Courtesy of the artist
Since recording in the 1970s and '80s, Nigerian William Onyeabor has dropped off the music map.
Courtesy of the artist
Yale Evelev, head of world music label Luaka Bop, digs up information about great-but-forgotten musicians for a living. His quest to compile and release the work of Nigerian funk legend William Onyeabor, though, was a unique challenge.
"I was going to call the record This Is William Onyeabor, up until the point we realized we didn't know anything about him," Evelev tells NPR's Arun Rath. "And then we changed the title to Who Is William Onyeabor?"
In the 1970s and '80s, Onyeabor put out eight albums of layered, wildly imaginative synth-funk. But he halted recording in the mid-1980s and converted to Christianity. Since then, if you mention his life in music around him, he stops the conversation dead.
Naturally, rumors rushed in to fill the vacuum: Onyeabor had gone on to run a flour mill; he went to film school in Soviet Russia; he went to study law in London. His legend grew and grew. Evelev called the man and tried to get him to confirm if any of the rumors were true.
"And he said to me, 'Why would I want to talk about that? I just want to talk about Jesus.' And then he hung up the phone," Evelev says.
Most artists are thrilled when Luaka Bop comes calling. For Evelev, this went beyond eccentricity; Onyeabor became a nightmare.
The Plan Was Simple
The idea for the compilation was brought to Luaka Bop by Uchenna Ikonne, a Nigerian writer, DJ and record producer and an expert on his home country's music.
"I originally had planned to put the project out myself, but then I decided that it was bigger than I could handle at the time," Ikonne says of his decision to pitch the idea to Evelev. "The issue was to get the rights to the work, and I said I would be able to do that, as I had already made contact with Mr. Onyeabor."
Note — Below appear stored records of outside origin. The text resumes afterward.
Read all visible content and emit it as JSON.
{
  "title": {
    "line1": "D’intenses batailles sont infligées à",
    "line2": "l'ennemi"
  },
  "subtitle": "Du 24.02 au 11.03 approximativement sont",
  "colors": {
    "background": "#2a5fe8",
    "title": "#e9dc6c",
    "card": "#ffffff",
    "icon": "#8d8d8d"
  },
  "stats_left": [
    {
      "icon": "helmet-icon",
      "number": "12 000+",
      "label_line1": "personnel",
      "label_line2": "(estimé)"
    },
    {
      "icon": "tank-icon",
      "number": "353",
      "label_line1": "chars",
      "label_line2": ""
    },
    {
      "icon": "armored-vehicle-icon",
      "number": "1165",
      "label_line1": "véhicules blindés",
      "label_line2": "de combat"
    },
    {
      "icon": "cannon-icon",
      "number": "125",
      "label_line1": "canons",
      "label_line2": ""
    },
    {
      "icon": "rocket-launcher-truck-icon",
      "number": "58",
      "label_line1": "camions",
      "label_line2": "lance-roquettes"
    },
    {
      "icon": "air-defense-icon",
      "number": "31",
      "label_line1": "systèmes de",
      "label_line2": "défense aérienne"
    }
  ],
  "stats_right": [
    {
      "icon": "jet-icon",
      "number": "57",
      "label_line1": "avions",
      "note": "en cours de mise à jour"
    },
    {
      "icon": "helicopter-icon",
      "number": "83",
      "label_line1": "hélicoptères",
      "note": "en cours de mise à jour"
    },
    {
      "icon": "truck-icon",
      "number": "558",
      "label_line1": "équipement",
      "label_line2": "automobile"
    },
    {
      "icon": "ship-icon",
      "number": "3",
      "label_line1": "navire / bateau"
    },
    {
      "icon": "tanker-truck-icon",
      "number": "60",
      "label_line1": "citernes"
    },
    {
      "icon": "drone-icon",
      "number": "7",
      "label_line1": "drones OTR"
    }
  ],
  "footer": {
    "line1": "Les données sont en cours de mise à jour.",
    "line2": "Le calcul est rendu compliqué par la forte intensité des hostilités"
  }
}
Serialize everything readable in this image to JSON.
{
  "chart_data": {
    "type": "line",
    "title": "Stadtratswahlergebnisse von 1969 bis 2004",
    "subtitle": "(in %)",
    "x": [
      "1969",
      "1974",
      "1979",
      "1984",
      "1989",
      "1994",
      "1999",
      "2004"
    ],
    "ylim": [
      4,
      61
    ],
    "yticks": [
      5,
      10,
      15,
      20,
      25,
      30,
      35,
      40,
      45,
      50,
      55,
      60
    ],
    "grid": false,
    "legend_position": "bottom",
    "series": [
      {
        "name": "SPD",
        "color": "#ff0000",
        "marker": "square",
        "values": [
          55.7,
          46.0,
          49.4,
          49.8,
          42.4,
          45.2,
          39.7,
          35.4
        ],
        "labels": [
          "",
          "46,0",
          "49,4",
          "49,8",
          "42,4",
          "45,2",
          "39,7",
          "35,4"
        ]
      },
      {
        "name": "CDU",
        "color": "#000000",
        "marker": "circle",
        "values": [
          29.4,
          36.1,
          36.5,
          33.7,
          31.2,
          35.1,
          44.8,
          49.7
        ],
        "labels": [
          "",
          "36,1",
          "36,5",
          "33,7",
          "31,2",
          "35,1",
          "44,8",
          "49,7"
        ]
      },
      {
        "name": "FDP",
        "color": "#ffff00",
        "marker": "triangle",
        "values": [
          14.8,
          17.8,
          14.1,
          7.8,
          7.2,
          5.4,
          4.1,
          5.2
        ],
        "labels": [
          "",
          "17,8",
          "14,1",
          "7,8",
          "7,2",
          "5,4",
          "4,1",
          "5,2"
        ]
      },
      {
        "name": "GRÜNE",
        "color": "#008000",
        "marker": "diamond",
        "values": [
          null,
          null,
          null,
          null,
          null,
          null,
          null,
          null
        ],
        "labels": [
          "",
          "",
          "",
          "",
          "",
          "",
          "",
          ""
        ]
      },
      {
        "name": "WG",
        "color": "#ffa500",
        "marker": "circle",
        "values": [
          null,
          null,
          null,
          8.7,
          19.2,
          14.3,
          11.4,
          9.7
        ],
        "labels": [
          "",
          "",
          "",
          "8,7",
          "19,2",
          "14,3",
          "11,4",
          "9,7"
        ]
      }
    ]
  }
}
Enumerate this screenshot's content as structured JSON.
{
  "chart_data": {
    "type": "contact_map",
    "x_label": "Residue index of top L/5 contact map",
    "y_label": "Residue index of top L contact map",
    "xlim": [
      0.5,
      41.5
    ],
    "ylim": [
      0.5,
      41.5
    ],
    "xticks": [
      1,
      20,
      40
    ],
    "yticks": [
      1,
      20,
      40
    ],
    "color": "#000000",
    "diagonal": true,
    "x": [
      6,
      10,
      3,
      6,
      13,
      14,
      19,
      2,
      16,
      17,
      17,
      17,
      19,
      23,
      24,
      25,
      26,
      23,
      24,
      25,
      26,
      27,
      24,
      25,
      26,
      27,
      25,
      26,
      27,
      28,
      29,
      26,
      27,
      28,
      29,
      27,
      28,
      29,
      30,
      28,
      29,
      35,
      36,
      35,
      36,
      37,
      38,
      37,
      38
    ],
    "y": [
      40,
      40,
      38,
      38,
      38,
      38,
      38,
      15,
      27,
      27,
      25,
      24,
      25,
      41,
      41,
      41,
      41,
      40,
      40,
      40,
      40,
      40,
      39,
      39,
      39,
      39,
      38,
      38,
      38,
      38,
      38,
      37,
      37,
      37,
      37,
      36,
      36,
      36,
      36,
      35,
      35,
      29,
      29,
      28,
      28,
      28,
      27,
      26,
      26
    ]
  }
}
Evelev agreed that his label would take on the project, and Ikonne headed to Enugu, Nigeria, where both he and Onyeabor are from. With a contract and some advance money from Evelev in hand, Ikonne planned get approval from Onyeabor to do the compilation. He'd be back in the U.S. in a month.
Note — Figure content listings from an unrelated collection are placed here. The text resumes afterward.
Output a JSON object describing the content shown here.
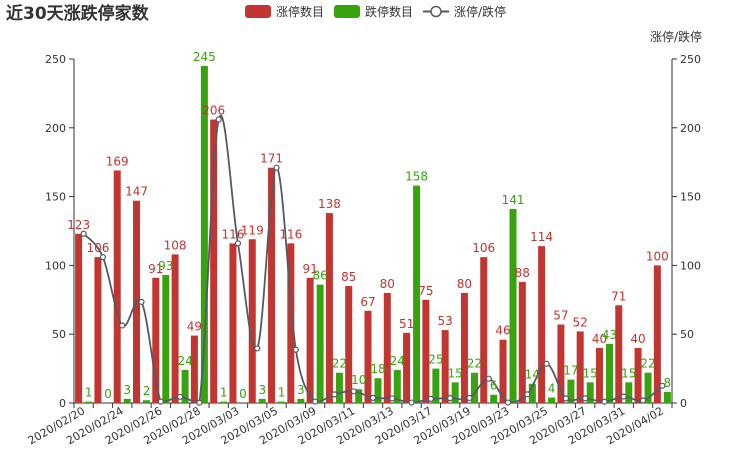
{
  "chart_data": {
    "type": "bar",
    "title": "近30天涨跌停家数",
    "legend": [
      "涨停数目",
      "跌停数目",
      "涨停/跌停"
    ],
    "legend_position": "top-center",
    "right_axis_title": "涨停/跌停",
    "colors": {
      "up": "#c23531",
      "down": "#36a30f",
      "ratio": "#545a66",
      "axis": "#333333"
    },
    "categories": [
      "2020/02/20",
      "2020/02/21",
      "2020/02/24",
      "2020/02/25",
      "2020/02/26",
      "2020/02/27",
      "2020/02/28",
      "2020/03/02",
      "2020/03/03",
      "2020/03/04",
      "2020/03/05",
      "2020/03/06",
      "2020/03/09",
      "2020/03/10",
      "2020/03/11",
      "2020/03/12",
      "2020/03/13",
      "2020/03/16",
      "2020/03/17",
      "2020/03/18",
      "2020/03/19",
      "2020/03/20",
      "2020/03/23",
      "2020/03/24",
      "2020/03/25",
      "2020/03/26",
      "2020/03/27",
      "2020/03/30",
      "2020/03/31",
      "2020/04/01",
      "2020/04/02"
    ],
    "x_tick_labels": [
      "2020/02/20",
      "2020/02/24",
      "2020/02/26",
      "2020/02/28",
      "2020/03/03",
      "2020/03/05",
      "2020/03/09",
      "2020/03/11",
      "2020/03/13",
      "2020/03/17",
      "2020/03/19",
      "2020/03/23",
      "2020/03/25",
      "2020/03/27",
      "2020/03/31",
      "2020/04/02"
    ],
    "series": [
      {
        "name": "涨停数目",
        "values": [
          123,
          106,
          169,
          147,
          91,
          108,
          49,
          206,
          116,
          119,
          171,
          116,
          91,
          138,
          85,
          67,
          80,
          51,
          75,
          53,
          80,
          106,
          46,
          88,
          114,
          57,
          52,
          40,
          71,
          40,
          100
        ]
      },
      {
        "name": "跌停数目",
        "values": [
          1,
          0,
          3,
          2,
          93,
          24,
          245,
          1,
          0,
          3,
          1,
          3,
          86,
          22,
          10,
          18,
          24,
          158,
          25,
          15,
          22,
          6,
          141,
          14,
          4,
          17,
          15,
          43,
          15,
          22,
          8
        ]
      },
      {
        "name": "涨停/跌停",
        "values": [
          123,
          106,
          56.33,
          73.5,
          0.98,
          4.5,
          0.2,
          206,
          116,
          39.67,
          171,
          38.67,
          1.06,
          6.27,
          8.5,
          3.72,
          3.33,
          0.32,
          3,
          3.53,
          3.64,
          17.67,
          0.33,
          6.29,
          28.5,
          3.35,
          3.47,
          0.93,
          4.73,
          1.82,
          12.5
        ]
      }
    ],
    "ylim": [
      0,
      250
    ],
    "y2lim": [
      0,
      250
    ],
    "y_ticks": [
      0,
      50,
      100,
      150,
      200,
      250
    ],
    "grid": false
  }
}
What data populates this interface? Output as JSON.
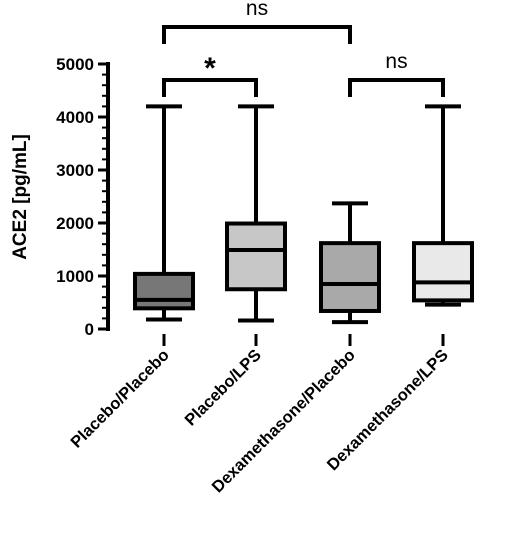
{
  "chart_data": {
    "type": "box",
    "title": "",
    "xlabel": "",
    "ylabel": "ACE2 [pg/mL]",
    "ylim": [
      0,
      5000
    ],
    "yticks": [
      0,
      1000,
      2000,
      3000,
      4000,
      5000
    ],
    "ytick_labels": [
      "0",
      "1000",
      "2000",
      "3000",
      "4000",
      "5000"
    ],
    "grid": false,
    "legend": "none",
    "categories": [
      "Placebo/Placebo",
      "Placebo/LPS",
      "Dexamethasone/Placebo",
      "Dexamethasone/LPS"
    ],
    "boxes": [
      {
        "whisker_low": 180,
        "q1": 390,
        "median": 550,
        "q3": 1040,
        "whisker_high": 4200,
        "fill": "#777777"
      },
      {
        "whisker_low": 160,
        "q1": 750,
        "median": 1490,
        "q3": 1990,
        "whisker_high": 4200,
        "fill": "#c7c7c7"
      },
      {
        "whisker_low": 130,
        "q1": 340,
        "median": 850,
        "q3": 1620,
        "whisker_high": 2370,
        "fill": "#a9a9a9"
      },
      {
        "whisker_low": 460,
        "q1": 540,
        "median": 880,
        "q3": 1620,
        "whisker_high": 4200,
        "fill": "#e9e9e9"
      }
    ],
    "significance": [
      {
        "from": 0,
        "to": 2,
        "label": "ns",
        "level": 1
      },
      {
        "from": 0,
        "to": 1,
        "label": "*",
        "level": 0
      },
      {
        "from": 2,
        "to": 3,
        "label": "ns",
        "level": 0
      }
    ]
  }
}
"And somehow, I ended up staying there for over nine months," Ikonne says. "And I came back without the deal."
Evelev remembers the moment well. "Uchenna comes back to where he lives in Boston," he recalls, "and says, 'You know, I'm kinda embarrassed, but I gave him the advance money because he was going to go to the bank that day. I was supposed to go back the next day to sign the contract, but the next day never happened. So he has the money, but I don't have the contract.' "
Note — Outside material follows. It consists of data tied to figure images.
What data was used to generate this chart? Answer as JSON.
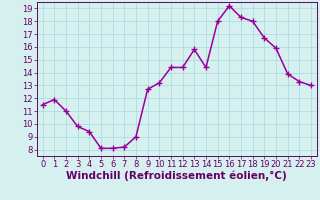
{
  "x": [
    0,
    1,
    2,
    3,
    4,
    5,
    6,
    7,
    8,
    9,
    10,
    11,
    12,
    13,
    14,
    15,
    16,
    17,
    18,
    19,
    20,
    21,
    22,
    23
  ],
  "y": [
    11.5,
    11.9,
    11.0,
    9.8,
    9.4,
    8.1,
    8.1,
    8.2,
    9.0,
    12.7,
    13.2,
    14.4,
    14.4,
    15.8,
    14.4,
    18.0,
    19.2,
    18.3,
    18.0,
    16.7,
    15.9,
    13.9,
    13.3,
    13.0
  ],
  "line_color": "#990099",
  "marker": "+",
  "marker_size": 4,
  "background_color": "#d6f0f0",
  "grid_color": "#aadddd",
  "xlabel": "Windchill (Refroidissement éolien,°C)",
  "xlabel_fontsize": 7.5,
  "xlim": [
    -0.5,
    23.5
  ],
  "ylim": [
    7.5,
    19.5
  ],
  "yticks": [
    8,
    9,
    10,
    11,
    12,
    13,
    14,
    15,
    16,
    17,
    18,
    19
  ],
  "xticks": [
    0,
    1,
    2,
    3,
    4,
    5,
    6,
    7,
    8,
    9,
    10,
    11,
    12,
    13,
    14,
    15,
    16,
    17,
    18,
    19,
    20,
    21,
    22,
    23
  ],
  "tick_fontsize": 6,
  "axis_color": "#660066",
  "border_color": "#660066",
  "line_width": 1.1
}
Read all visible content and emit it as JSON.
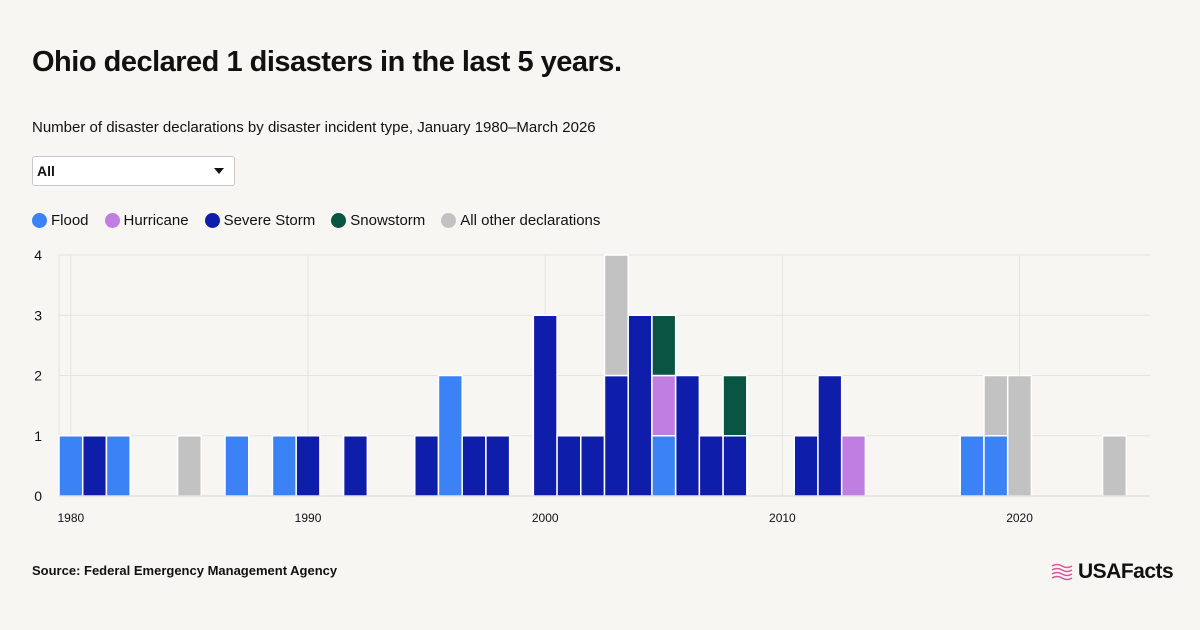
{
  "header": {
    "title": "Ohio declared 1 disasters in the last 5 years.",
    "subtitle": "Number of disaster declarations by disaster incident type, January 1980–March 2026"
  },
  "filter": {
    "selected": "All"
  },
  "footer": {
    "source": "Source: Federal Emergency Management Agency",
    "brand": "USAFacts"
  },
  "colors": {
    "Flood": "#3b82f6",
    "Hurricane": "#c07ee0",
    "Severe Storm": "#0f1eaa",
    "Snowstorm": "#0a5444",
    "All other declarations": "#c2c2c2"
  },
  "chart_data": {
    "type": "bar",
    "stacked": true,
    "x_ticks": [
      1980,
      1990,
      2000,
      2010,
      2020
    ],
    "ylim": [
      0,
      4
    ],
    "y_ticks": [
      0,
      1,
      2,
      3,
      4
    ],
    "legend": [
      "Flood",
      "Hurricane",
      "Severe Storm",
      "Snowstorm",
      "All other declarations"
    ],
    "categories": [
      1980,
      1981,
      1982,
      1985,
      1987,
      1989,
      1990,
      1992,
      1995,
      1996,
      1997,
      1998,
      2000,
      2001,
      2002,
      2003,
      2004,
      2005,
      2006,
      2007,
      2008,
      2011,
      2012,
      2013,
      2018,
      2019,
      2020,
      2024
    ],
    "series": [
      {
        "name": "Flood",
        "values": [
          1,
          0,
          1,
          0,
          1,
          1,
          0,
          0,
          0,
          2,
          0,
          0,
          0,
          0,
          0,
          0,
          0,
          1,
          0,
          0,
          0,
          0,
          0,
          0,
          1,
          1,
          0,
          0
        ]
      },
      {
        "name": "Hurricane",
        "values": [
          0,
          0,
          0,
          0,
          0,
          0,
          0,
          0,
          0,
          0,
          0,
          0,
          0,
          0,
          0,
          0,
          0,
          1,
          0,
          0,
          0,
          0,
          0,
          1,
          0,
          0,
          0,
          0
        ]
      },
      {
        "name": "Severe Storm",
        "values": [
          0,
          1,
          0,
          0,
          0,
          0,
          1,
          1,
          1,
          0,
          1,
          1,
          3,
          1,
          1,
          2,
          3,
          0,
          2,
          1,
          1,
          1,
          2,
          0,
          0,
          0,
          0,
          0
        ]
      },
      {
        "name": "Snowstorm",
        "values": [
          0,
          0,
          0,
          0,
          0,
          0,
          0,
          0,
          0,
          0,
          0,
          0,
          0,
          0,
          0,
          0,
          0,
          1,
          0,
          0,
          1,
          0,
          0,
          0,
          0,
          0,
          0,
          0
        ]
      },
      {
        "name": "All other declarations",
        "values": [
          0,
          0,
          0,
          1,
          0,
          0,
          0,
          0,
          0,
          0,
          0,
          0,
          0,
          0,
          0,
          2,
          0,
          0,
          0,
          0,
          0,
          0,
          0,
          0,
          0,
          1,
          2,
          1
        ]
      }
    ],
    "grid": true
  }
}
'When He Turns, He's Hard'
Three years would pass before Onyeabor would sign off on the project. What happened during Ikonne's nine months in Nigeria is a story all its own.
Ikonne knew he was in for a bumpy ride. He'd heard the rumors of Onyeabor's legendary temper, that he was "wicked," "unpredictable" and "evil." And the musician's Enugu home is far outside of town, off dirt roads.
Learn more about this release in NPR's coverage of the year in music.
"He always makes reference to his 'palace.' He doesn't say 'home,' " Ikonne says. "You know, the average person might say, 'You know, I'm tired, I think I wanna go home.' He would say, 'I'm tired, I need to go back to my palace.' "
The artist seemed nice when Ikonne first met him. "He's funny; he can be very warm. But he can turn. When he turns, he's hard," Ikonne says. "After I finished dealing with him, I didn't listen to his music for maybe two years, because just hearing his voice would almost give me an anxiety attack. "
Negotiations was were slow-going. At one point, Ikonne says, Onyeabor accused him of being an agent of Satan. But it was important to him not to quit.
"It's worth it in that I was able to deliver the executed contract to Luaka Bop," Ikonne says. "I'm a man who keeps his word. And I knew they were probably thinking at some point, 'So some Nigerian guy calls us up and says, 'Send me some money so I can get you this contract" and we just sent it to him!' ... It was important to me to deliver, to prove that I was not some guy who writes emails claiming to be the son of a king — you know, that whole deal."
And this year, it finally happened: Luaka Bop has released the first legitimate compilation of Onyeabor's music in October. It's called Who Is William Onyeabor? — a question Evelev never got him to answer.
"He said to me, 'Yale, you can sell my music,'" Evelev recalls, "'but don't sell me.'"
William Onyeabor declined to be interviewed for this story.